Russland ist zweitgrösster Lieferant von Flüssigerdgas (Liquefied Natural Gas –LNG) in die Europäische Union (EU), nach den USA. Europäische Unternehmen verdienen am Weiterverkauf von russischem Gas. Das hat die Berliner Zeitung am Donnerstag berichtet.
Danach haben die EU-Länder in diesem Jahr voraussichtlich Rekordmengen von LNG, verflüssigtes Erdgas, aus Russland bezogen, nachdem 2022 die Nord Stream-Pipeline gesprengt wurde. Zudem wird laut der Zeitung mehr als 20 Prozent der russischen Lieferungen von EU-Gashändlern in andere Länder ausserhalb der EU weiterverkauft.
Der russische Anteil am Import von Flüssigerdgas in die EU mache 16 Prozent aus. Von Januar bis September dieses Jahres seien 17,8 Milliarden Kubikmeter Erdgas als LNG aus Russland in die EU geliefert worden. Die grössten Mengen aus Russland seien in dem belgischen Hafen Zeebrugge und dem französischen Montoir-de-Bretagne angekommen.

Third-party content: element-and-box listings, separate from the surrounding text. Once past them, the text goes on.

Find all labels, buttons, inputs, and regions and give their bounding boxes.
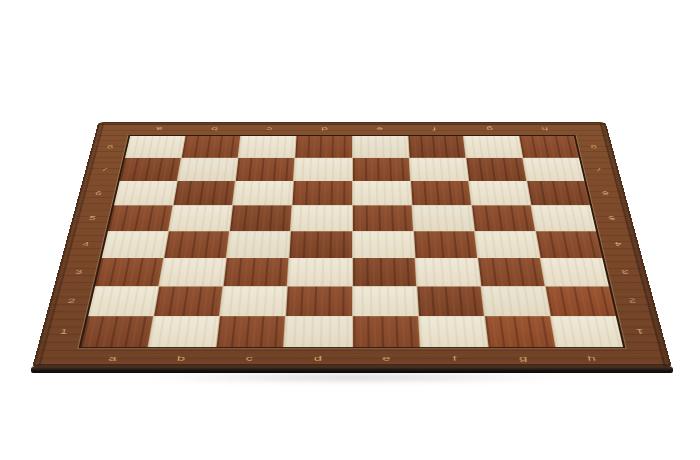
board-grid xyxy=(81,136,623,347)
chessboard: abcdefgh abcdefgh 87654321 87654321 xyxy=(32,122,672,368)
coord-label-f: f xyxy=(407,126,463,133)
square-g5[interactable] xyxy=(472,206,535,231)
square-a4[interactable] xyxy=(102,231,168,257)
coord-label-4: 4 xyxy=(72,231,99,258)
square-e3[interactable] xyxy=(353,258,416,286)
square-b8[interactable] xyxy=(182,136,240,158)
square-h5[interactable] xyxy=(531,206,596,231)
coord-label-f: f xyxy=(420,353,489,364)
coord-label-d: d xyxy=(283,353,352,364)
square-f1[interactable] xyxy=(419,316,488,347)
square-a1[interactable] xyxy=(81,316,153,347)
file-labels-top: abcdefgh xyxy=(131,126,573,133)
square-h4[interactable] xyxy=(536,231,602,257)
square-g3[interactable] xyxy=(478,258,545,286)
square-c4[interactable] xyxy=(227,231,290,257)
coord-label-6: 6 xyxy=(593,181,618,205)
square-h6[interactable] xyxy=(527,181,590,205)
square-g7[interactable] xyxy=(466,158,526,181)
square-f3[interactable] xyxy=(415,258,480,286)
square-a7[interactable] xyxy=(120,158,181,181)
playing-field xyxy=(78,135,625,348)
square-b7[interactable] xyxy=(178,158,238,181)
coord-label-8: 8 xyxy=(582,136,606,158)
coord-label-h: h xyxy=(517,126,573,133)
file-labels-bottom: abcdefgh xyxy=(77,353,627,364)
coord-label-e: e xyxy=(352,126,407,133)
square-c3[interactable] xyxy=(224,258,289,286)
square-f6[interactable] xyxy=(411,181,471,205)
square-h1[interactable] xyxy=(551,316,623,347)
square-c2[interactable] xyxy=(220,286,287,315)
square-d1[interactable] xyxy=(285,316,352,347)
square-e7[interactable] xyxy=(352,158,409,181)
square-d3[interactable] xyxy=(288,258,351,286)
square-d2[interactable] xyxy=(286,286,351,315)
square-h7[interactable] xyxy=(523,158,584,181)
coord-label-2: 2 xyxy=(57,286,86,316)
square-d5[interactable] xyxy=(291,206,351,231)
coord-label-c: c xyxy=(215,353,284,364)
coord-label-h: h xyxy=(556,353,627,364)
square-h2[interactable] xyxy=(546,286,616,315)
square-e2[interactable] xyxy=(353,286,418,315)
square-a8[interactable] xyxy=(125,136,185,158)
square-c5[interactable] xyxy=(230,206,292,231)
coord-label-6: 6 xyxy=(86,181,111,205)
square-d4[interactable] xyxy=(290,231,352,257)
square-a2[interactable] xyxy=(88,286,158,315)
square-f4[interactable] xyxy=(414,231,477,257)
square-b2[interactable] xyxy=(154,286,222,315)
square-d6[interactable] xyxy=(293,181,352,205)
coord-label-7: 7 xyxy=(587,158,612,181)
square-g2[interactable] xyxy=(481,286,549,315)
coord-label-8: 8 xyxy=(98,136,122,158)
square-a3[interactable] xyxy=(95,258,163,286)
coord-label-1: 1 xyxy=(49,316,79,347)
square-e5[interactable] xyxy=(352,206,412,231)
coord-label-5: 5 xyxy=(79,205,105,231)
square-e4[interactable] xyxy=(353,231,415,257)
coord-label-3: 3 xyxy=(65,258,93,286)
coord-label-e: e xyxy=(352,353,421,364)
square-f7[interactable] xyxy=(409,158,468,181)
square-c8[interactable] xyxy=(239,136,296,158)
square-c6[interactable] xyxy=(233,181,293,205)
square-f5[interactable] xyxy=(412,206,474,231)
square-d8[interactable] xyxy=(296,136,352,158)
square-b3[interactable] xyxy=(160,258,227,286)
coord-label-a: a xyxy=(77,353,148,364)
square-f2[interactable] xyxy=(417,286,484,315)
square-e1[interactable] xyxy=(353,316,420,347)
board-shadow xyxy=(55,373,655,382)
square-b6[interactable] xyxy=(174,181,235,205)
coord-label-7: 7 xyxy=(92,158,117,181)
square-a5[interactable] xyxy=(108,206,173,231)
square-g4[interactable] xyxy=(475,231,540,257)
square-b1[interactable] xyxy=(149,316,219,347)
square-c7[interactable] xyxy=(236,158,295,181)
product-photo-background: abcdefgh abcdefgh 87654321 87654321 xyxy=(0,0,700,460)
square-c1[interactable] xyxy=(217,316,286,347)
square-d7[interactable] xyxy=(294,158,351,181)
coord-label-a: a xyxy=(131,126,187,133)
coord-label-1: 1 xyxy=(625,316,655,347)
coord-label-b: b xyxy=(186,126,242,133)
coord-label-b: b xyxy=(146,353,216,364)
square-g8[interactable] xyxy=(464,136,522,158)
coord-label-2: 2 xyxy=(618,286,647,316)
square-f8[interactable] xyxy=(408,136,465,158)
coord-label-4: 4 xyxy=(605,231,632,258)
square-g1[interactable] xyxy=(485,316,555,347)
coord-label-5: 5 xyxy=(599,205,625,231)
square-a6[interactable] xyxy=(114,181,177,205)
coord-label-d: d xyxy=(297,126,352,133)
coord-label-g: g xyxy=(488,353,558,364)
square-b4[interactable] xyxy=(164,231,229,257)
square-h8[interactable] xyxy=(519,136,579,158)
coord-label-c: c xyxy=(241,126,297,133)
coord-label-g: g xyxy=(462,126,518,133)
square-g6[interactable] xyxy=(469,181,530,205)
coord-label-3: 3 xyxy=(611,258,639,286)
square-e8[interactable] xyxy=(352,136,408,158)
square-e6[interactable] xyxy=(352,181,411,205)
square-h3[interactable] xyxy=(541,258,609,286)
square-b5[interactable] xyxy=(169,206,232,231)
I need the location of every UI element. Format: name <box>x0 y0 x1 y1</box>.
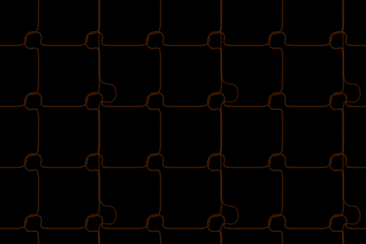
board-grid <box>0 0 366 244</box>
chess-board <box>0 0 366 244</box>
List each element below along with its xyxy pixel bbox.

«Häfen in Belgien, Spanien und Frankreich beziehen noch immer erhebliche Mengen an Flüssiggas aus der sibirischen Anlage Yamal LNG. Die Anlage gehört mehrheitlich Russlands zweitgrösstem Erdgasproduzenten Novatek, weitere Anteilseigner sind die China National Petroleum Corporation und das französische Energieunternehmen Total Energies.»
Die Zeitung beruft sich dabei auf Angaben der britischen Zeitung Financial Times. Diese stützt sich auf Daten des US-amerikanischen Instituts für Energiewirtschaft und Finanzanalyse (IEEFA) und des führenden Rohstoff-Analyseunternehmens mit Sitz in Brüssel, Kpler.
In einigen EU-Ländern und in Grossbritannien ist das Weiterverkaufen von russischem LNG verboten, so die Zeitung. In anderen wie Spanien, Frankreich und Belgien erfolge das Umladen routinemässig weiter.
Noch 2021 habe die EU insgesamt 155 Milliarden Kubikmeter Erdgas über Rohrleitungen und als LNG aus Russland importiert. Als Ersatz wird laut Berliner Zeitung nun vermehrt auf Erdgas aus den Niederlanden und Norwegen sowie auf LNG aus den USA gesetzt. Auch Katar soll liefern.
Aus den USA sollen bis zu 50 Milliarden Kubikmeter Erdgas in Form von LNG bezogen werden. Langfristig soll US-LNG die russischen Lieferungen ganz ersetzen.
Die Berliner Zeitung berichtet von der «Verwunderung» darüber, dass nach einer Analyse der Organisation Global Witness «bereits in den ersten sieben Monaten 2023 die EU-Importe von Flüssigerdgas aus Russland um 40 Prozent im Vergleich zum gleichen Zeitraum im Jahr 2021 gestiegen sind». Die EU-Sanktionen gegen Russland betreffen nur Lieferungen von Kohle und Öl und nicht das Erdgas.
Die EU-Länder sind zum Teil abhängig von den russischen Lieferungen, weil sie wie zum Beispiel Österreich, Ungarn oder die Slowakei kaum Ausweichmöglichkeiten haben. Zum anderen bestehen langfristige Verträge, deren Bruch zu hohen Entschädigungsforderungen aus Russland führen könnten.
Die EU-Kommission hat dennoch das Ziel verkündet, bis 2030 die Lieferungen von Erdgas aus Russland zu stoppen. «Wir können und müssen die russischen LNG-Exporte reduzieren, um sie vollständig auslaufen zu lassen», zitiert die Berliner Zeitung die EU-Energiekommissarin Kadri Simson.
Danach wollen sich die Regierungen der EU-Mitgliedsstaaten im Dezember auf Regeln einigen, die es ihnen ermöglichen, den Zugang russischer und belarussischer Betreiber zur EU-Gasinfrastruktur zu verhindern. Kritik an all dem wird politisch ignoriert. So hatte selbst eine Dokumentation des Senders ZDF Anfang November festgestellt: «LNG: Zu viel, zu teuer, schlecht fürs Klima».
Das Umweltbundesamt stellte 2019 noch fest: «Aus klimapolitischer Sicht und unter Energieeffizienzaspekten ist ein verstärkter Einsatz von LNG insbesondere im Vergleich zu per Pipeline transportiertem Gas nicht begründbar.» Als Behörde der Bundesregierung sprach es sich damals aber dennoch nicht gegen den bereits geplanten Ausbau der LNG-Infrastruktur aus.